Le GTIG note que NOROBOT a subi des mises à jour continues entre mai et septembre 2025. Les versions initiales étaient récupérées et installées dans un environnement Python 3.8 complet, qui était ensuite utilisé pour exécuter une porte dérobée baptisée YESROBOT. Cette méthode laissait des traces évidentes, telles que l’installation de Python, qui pouvaient déclencher des alertes. En conséquence, COLDRIVER a remplacé YESROBOT par une porte dérobée plus élégante et furtive basée sur PowerShell : MAYBEROBOT.
NOROBOT dans ses premières versions reposait sur l’obfuscation cryptographique, en divisant les clés AES entre divers composants. Par exemple, une partie de la clé était stockée dans le Registre Windows, tandis que le reste était intégré dans des scripts Python téléchargés comme libsystemhealthcheck.py. Ces fichiers, hébergés sur des domaines tels que inspectguarantee[.]org, étaient essentiels pour déchiffrer et activer la porte dérobée finale.
Selon les analyses du GTIG, la rapidité avec laquelle COLDRIVER a adapté sa tactique après l’exposition de LOSTKEYS démontre une capacité organisationnelle impressionnante et une compréhension approfondie des techniques de défense des cibles.

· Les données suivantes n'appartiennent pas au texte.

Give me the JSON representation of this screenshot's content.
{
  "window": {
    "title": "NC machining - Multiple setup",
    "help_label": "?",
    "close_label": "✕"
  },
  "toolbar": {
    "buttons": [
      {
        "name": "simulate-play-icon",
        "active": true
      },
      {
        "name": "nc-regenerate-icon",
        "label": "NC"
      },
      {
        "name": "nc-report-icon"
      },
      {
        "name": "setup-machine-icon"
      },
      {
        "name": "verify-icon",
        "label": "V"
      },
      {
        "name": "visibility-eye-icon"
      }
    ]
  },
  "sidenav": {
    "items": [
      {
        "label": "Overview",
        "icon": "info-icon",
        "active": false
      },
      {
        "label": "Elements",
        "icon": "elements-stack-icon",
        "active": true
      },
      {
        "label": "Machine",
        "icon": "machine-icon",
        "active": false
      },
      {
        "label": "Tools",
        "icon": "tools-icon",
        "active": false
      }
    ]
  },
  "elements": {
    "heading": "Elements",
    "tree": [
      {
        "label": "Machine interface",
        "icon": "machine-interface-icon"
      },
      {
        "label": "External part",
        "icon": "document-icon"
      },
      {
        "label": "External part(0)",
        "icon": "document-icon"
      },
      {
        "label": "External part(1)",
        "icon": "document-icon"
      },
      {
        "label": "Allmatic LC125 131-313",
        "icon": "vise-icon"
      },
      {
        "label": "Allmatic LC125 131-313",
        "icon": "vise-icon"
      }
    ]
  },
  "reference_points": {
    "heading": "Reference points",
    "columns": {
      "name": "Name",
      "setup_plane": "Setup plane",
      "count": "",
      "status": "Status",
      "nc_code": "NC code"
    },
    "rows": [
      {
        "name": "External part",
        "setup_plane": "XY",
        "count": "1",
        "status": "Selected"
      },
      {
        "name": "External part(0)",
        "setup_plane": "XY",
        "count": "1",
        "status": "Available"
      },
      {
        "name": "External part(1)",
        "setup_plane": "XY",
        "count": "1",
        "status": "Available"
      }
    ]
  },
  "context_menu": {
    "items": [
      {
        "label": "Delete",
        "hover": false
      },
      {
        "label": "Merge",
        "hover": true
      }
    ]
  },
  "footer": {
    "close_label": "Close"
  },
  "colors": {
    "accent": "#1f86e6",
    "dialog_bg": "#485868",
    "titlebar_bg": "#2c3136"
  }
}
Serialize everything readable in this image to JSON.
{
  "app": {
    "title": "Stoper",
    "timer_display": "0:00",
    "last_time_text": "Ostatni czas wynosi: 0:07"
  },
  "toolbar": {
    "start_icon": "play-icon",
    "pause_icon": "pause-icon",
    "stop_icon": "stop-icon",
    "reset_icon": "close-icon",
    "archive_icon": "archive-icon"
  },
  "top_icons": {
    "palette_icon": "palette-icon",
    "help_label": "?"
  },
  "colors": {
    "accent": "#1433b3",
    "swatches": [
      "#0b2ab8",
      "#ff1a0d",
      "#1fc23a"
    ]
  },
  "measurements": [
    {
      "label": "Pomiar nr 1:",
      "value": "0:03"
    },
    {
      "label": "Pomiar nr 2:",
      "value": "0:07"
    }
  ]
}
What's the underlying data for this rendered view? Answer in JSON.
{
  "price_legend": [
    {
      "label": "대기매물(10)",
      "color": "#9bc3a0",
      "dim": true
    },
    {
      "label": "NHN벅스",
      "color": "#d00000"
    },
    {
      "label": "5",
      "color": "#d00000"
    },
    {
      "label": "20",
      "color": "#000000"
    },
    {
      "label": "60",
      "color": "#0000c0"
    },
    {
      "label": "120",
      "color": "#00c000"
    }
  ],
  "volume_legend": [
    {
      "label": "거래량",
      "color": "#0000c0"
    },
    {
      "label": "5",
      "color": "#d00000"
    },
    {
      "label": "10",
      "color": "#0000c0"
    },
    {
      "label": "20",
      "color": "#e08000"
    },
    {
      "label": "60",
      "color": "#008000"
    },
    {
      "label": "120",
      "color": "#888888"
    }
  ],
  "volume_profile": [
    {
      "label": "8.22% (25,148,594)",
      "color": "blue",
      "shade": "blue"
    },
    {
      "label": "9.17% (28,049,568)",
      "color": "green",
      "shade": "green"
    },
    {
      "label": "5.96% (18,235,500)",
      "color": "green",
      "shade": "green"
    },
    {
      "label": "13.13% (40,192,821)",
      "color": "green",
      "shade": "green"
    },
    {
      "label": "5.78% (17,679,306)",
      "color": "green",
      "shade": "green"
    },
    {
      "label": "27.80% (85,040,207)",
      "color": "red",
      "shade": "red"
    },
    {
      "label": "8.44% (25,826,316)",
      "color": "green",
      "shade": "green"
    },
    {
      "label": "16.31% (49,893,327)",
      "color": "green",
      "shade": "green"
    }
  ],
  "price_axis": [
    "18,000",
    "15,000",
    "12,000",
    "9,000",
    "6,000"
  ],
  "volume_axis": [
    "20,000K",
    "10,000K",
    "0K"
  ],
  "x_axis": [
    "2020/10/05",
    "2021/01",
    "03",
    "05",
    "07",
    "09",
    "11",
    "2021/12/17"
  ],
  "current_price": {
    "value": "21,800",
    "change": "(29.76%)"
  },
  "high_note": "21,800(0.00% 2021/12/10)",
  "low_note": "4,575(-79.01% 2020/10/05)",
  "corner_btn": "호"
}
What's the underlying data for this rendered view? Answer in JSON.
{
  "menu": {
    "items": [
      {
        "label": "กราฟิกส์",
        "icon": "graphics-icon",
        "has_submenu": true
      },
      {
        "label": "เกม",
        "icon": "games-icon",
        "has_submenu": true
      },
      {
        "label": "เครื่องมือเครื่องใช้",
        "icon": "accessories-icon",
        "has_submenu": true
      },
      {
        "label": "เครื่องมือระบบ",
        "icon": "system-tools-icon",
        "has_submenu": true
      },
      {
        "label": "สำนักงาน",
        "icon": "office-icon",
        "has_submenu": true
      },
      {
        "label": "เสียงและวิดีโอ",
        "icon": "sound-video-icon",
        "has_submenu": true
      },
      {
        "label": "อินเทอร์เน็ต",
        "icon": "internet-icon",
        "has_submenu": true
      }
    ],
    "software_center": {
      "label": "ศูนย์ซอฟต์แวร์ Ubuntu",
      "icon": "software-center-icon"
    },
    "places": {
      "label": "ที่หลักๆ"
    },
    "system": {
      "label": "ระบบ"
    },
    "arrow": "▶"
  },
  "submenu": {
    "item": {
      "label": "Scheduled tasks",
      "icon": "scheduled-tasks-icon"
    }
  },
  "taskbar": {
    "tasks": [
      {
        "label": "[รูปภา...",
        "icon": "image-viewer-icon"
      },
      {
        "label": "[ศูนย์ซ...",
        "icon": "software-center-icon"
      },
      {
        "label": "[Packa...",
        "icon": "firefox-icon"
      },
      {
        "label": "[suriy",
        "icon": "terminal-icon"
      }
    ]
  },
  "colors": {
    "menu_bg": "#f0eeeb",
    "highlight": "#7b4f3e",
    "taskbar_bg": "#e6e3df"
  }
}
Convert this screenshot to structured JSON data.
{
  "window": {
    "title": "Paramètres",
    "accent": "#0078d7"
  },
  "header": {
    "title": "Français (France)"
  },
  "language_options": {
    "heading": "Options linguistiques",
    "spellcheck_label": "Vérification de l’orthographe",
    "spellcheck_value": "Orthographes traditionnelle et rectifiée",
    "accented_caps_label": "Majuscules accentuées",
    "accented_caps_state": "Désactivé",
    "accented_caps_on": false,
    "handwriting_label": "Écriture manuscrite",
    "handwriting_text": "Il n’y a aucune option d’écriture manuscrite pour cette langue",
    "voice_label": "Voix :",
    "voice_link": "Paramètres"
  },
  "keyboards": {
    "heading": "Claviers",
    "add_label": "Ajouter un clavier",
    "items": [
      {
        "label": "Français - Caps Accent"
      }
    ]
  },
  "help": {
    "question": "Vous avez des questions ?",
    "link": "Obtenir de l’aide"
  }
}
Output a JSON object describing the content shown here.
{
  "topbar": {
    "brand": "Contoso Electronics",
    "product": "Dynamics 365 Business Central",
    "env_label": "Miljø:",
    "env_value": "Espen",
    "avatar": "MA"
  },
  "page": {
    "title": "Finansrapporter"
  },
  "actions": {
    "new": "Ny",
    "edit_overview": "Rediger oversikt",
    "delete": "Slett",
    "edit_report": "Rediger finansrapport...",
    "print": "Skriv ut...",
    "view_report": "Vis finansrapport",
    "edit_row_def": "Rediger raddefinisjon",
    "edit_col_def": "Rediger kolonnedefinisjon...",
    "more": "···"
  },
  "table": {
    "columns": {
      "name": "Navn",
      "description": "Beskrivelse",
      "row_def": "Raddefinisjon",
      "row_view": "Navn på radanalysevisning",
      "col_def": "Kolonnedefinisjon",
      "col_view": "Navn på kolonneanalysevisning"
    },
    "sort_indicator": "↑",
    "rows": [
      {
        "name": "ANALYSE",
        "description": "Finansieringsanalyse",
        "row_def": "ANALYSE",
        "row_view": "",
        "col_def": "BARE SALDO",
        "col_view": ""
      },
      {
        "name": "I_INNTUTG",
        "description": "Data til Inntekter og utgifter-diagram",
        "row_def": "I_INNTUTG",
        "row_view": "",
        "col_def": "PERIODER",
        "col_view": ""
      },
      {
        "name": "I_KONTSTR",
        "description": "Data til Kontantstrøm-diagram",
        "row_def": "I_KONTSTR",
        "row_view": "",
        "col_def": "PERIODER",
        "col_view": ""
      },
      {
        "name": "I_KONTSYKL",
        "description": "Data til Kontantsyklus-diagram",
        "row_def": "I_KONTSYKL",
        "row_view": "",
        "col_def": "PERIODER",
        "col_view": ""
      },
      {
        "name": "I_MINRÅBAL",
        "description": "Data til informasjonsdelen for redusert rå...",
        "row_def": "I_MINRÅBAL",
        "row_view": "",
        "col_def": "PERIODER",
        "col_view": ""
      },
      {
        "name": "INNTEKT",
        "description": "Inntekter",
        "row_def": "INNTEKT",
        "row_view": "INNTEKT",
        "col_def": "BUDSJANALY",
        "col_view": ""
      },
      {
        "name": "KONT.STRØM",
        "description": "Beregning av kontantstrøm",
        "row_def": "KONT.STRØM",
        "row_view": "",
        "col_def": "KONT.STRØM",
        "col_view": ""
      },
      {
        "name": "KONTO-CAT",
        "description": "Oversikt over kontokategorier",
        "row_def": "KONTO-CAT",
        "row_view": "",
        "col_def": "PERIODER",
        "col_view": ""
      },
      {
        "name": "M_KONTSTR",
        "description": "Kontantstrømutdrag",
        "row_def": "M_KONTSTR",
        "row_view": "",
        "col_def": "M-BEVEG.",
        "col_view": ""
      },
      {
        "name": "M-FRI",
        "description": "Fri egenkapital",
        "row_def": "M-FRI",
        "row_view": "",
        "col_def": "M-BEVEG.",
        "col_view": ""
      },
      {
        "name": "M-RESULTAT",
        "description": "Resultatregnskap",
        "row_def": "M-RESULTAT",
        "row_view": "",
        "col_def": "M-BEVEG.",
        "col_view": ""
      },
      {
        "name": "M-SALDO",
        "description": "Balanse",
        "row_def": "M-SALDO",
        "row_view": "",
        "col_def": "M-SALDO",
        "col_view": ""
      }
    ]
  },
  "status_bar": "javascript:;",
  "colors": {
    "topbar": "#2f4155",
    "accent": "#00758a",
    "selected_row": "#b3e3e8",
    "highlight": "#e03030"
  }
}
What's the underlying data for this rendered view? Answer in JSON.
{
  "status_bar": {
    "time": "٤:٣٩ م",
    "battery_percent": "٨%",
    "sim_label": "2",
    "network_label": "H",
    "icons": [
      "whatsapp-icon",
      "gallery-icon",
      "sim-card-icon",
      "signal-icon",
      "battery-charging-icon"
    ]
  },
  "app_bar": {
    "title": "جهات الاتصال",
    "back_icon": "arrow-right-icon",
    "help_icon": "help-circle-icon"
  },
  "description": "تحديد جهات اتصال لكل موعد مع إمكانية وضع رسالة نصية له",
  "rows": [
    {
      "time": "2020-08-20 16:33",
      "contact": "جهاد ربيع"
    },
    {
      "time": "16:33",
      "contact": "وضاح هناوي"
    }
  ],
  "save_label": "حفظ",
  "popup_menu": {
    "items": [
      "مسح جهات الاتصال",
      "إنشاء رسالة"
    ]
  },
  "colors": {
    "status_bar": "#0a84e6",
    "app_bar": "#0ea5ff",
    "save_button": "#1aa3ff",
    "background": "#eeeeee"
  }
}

YESROBOT : une solution temporaire
YESROBOT, une porte dérobée Python minimale, n’a été observée que deux fois sur une fenêtre de deux semaines à la fin mai 2025. Les commandes étaient chiffrées AES et émises via HTTPS, avec des identifiants système inclus dans la chaîne User-Agent. Cependant, ses limitations, telles que la nécessité d’un interpréteur Python complet et le manque d’extensibilité, ont conduit COLDRIVER à l’abandonner rapidement.
Le GTIG estime que YESROBOT a servi de solution provisoire, déployée à la hâte après l’exposition de LOSTKEYS. L’effort pour maintenir la continuité opérationnelle suggère que COLDRIVER était sous pression pour rétablir des points d’appui sur les systèmes précédemment compromises. Cette situation met en lumière le débalancement temporaire causé par la divulgation publique des outils du groupe, créant une fenêtre d’opportunité pour les défenseurs.
Dans la pratique, les chercheurs en sécurité ont observé que YESROBOT, bien que fonctionnel, présentait des caractéristiques de détection évidentes. L’utilisation d’un environnement Python complet laissait des traces dans le système, notamment à travers :
- Le téléchargement et l’installation de l’environnement Python
- Les processus liés à l’exécution de scripts Python
- Les artefacts de configuration associés
Ces éléments, bien que techniques, représentaient des indicateurs de compromission (IoC) relativement faciles à détecter pour les solutions de sécurité avancées, expliquant probablement l’abandon rapide par le groupe.